Keeping a Broad Focus
With our twenty-four our news cycle we become obsessed with the story of the moment. Such a focus means we often do not see the big picture. Women’s issues are not to be overlooked even amidst our strife with autocracy. In America there is a struggle for the maintenance of women’s health care. In the Middle East women are struggling against their invisibility while they are being cloaked from sight. The stories are varied across the world but hold a common theme of suppression and resistance.
Which leads us to the necessity to question what is happening in the larger picture. In part, the larger picture is conveyed by Sally Armstrong in her book Uprising: A New Age Is Dawning for Every Mother’s Daughter. I’m a huge fan of this book because it helps us shape and understand the breadth of what is happening.
The Struggle with Change
In our day to day existence we often miss the impact of change even as it settles upon us personally. Today I sit here writing on my computer which did not exist not so long ago. I wanted to confirm the reference to Sally Armstrong’s book and had it within seconds. Looking back I see asymptotic changes in many areas. And I believe such changes are not merely happening in the world of technology. How we deal with them is another matter.
Culture Sweeps Us Along
Leslie White, the distinguished anthropologist, defined culture for us and referred to it as an extrasomatic stream since it flows outside of humankind. It is, indeed, a process and a stream which has a life of its own as it flows in us and around us. Calculus was “invented” by three people at the same time when they were not in contact with each other. The basis for calculus was in the stream.
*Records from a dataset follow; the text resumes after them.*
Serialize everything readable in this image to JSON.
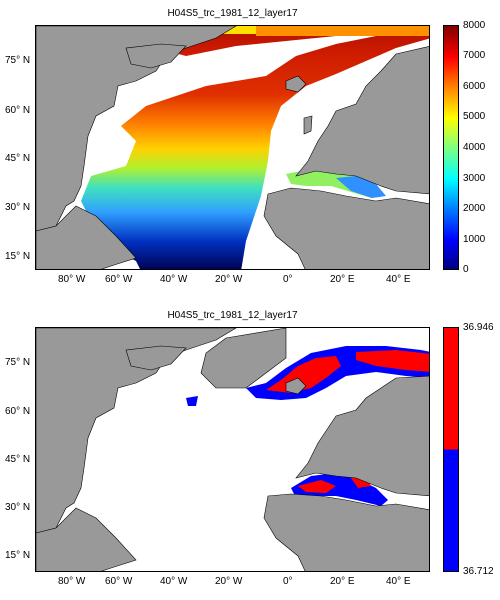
{
  "panels": [
    {
      "title": "H04S5_trc_1981_12_layer17",
      "colorbar_ticks": [
        "8000",
        "7000",
        "6000",
        "5000",
        "4000",
        "3000",
        "2000",
        "1000",
        "0"
      ],
      "colorbar_range": [
        0,
        8000
      ],
      "colormap": "jet"
    },
    {
      "title": "H04S5_trc_1981_12_layer17",
      "colorbar_ticks": [
        "36.946",
        "36.712"
      ],
      "colorbar_colors": {
        "high": "#ff0000",
        "low": "#0000ff"
      }
    }
  ],
  "axes": {
    "lon_ticks": [
      "80° W",
      "60° W",
      "40° W",
      "20° W",
      "0°",
      "20° E",
      "40° E"
    ],
    "lat_ticks": [
      "75° N",
      "60° N",
      "45° N",
      "30° N",
      "15° N"
    ]
  },
  "colors": {
    "land": "#999999",
    "ocean_blank": "#ffffff"
  }
}
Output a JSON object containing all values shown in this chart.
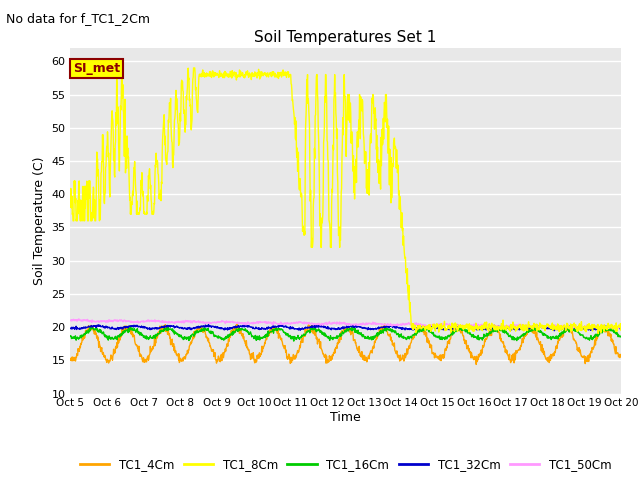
{
  "title": "Soil Temperatures Set 1",
  "subtitle": "No data for f_TC1_2Cm",
  "ylabel": "Soil Temperature (C)",
  "xlabel": "Time",
  "ylim": [
    10,
    62
  ],
  "yticks": [
    10,
    15,
    20,
    25,
    30,
    35,
    40,
    45,
    50,
    55,
    60
  ],
  "x_labels": [
    "Oct 5",
    "Oct 6",
    "Oct 7",
    "Oct 8",
    "Oct 9",
    "Oct 10",
    "Oct 11",
    "Oct 12",
    "Oct 13",
    "Oct 14",
    "Oct 15",
    "Oct 16",
    "Oct 17",
    "Oct 18",
    "Oct 19",
    "Oct 20"
  ],
  "bg_color": "#e8e8e8",
  "grid_color": "#ffffff",
  "legend_label": "SI_met",
  "legend_box_color": "#ffff00",
  "legend_box_edge": "#8b0000",
  "colors": {
    "TC1_4Cm": "#ffa500",
    "TC1_8Cm": "#ffff00",
    "TC1_16Cm": "#00cc00",
    "TC1_32Cm": "#0000cc",
    "TC1_50Cm": "#ff99ff"
  },
  "figsize": [
    6.4,
    4.8
  ],
  "dpi": 100
}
And now we have a stream process which is impacting the roles of women which means all of us. I would contend that we have a process of incalculable meaning. This is not a battle for just one issue like equality of pay or reproductive rights. This is a monumental movement. After all of human history we are seeing women coming to power and that means true partnership with men.
Choosing the Core
It was precisely because of this groundswell that is becoming an asymptote that I chose women as the moving force in my trilogy of Gaia’s Majesty. Put it how you will, we are seeing something which will almost surely be transformational for humanity and the benefits we are only just now beginning to see. Women are more social, less inclined to put power first and offer a range of creativity among other things. As they rise amongst us it will surely have beneficial effects we can only dimly perceive. But it will involve monumental struggle. The shape of the transformation is yet to come into view.
What form of transformation do you want or expect?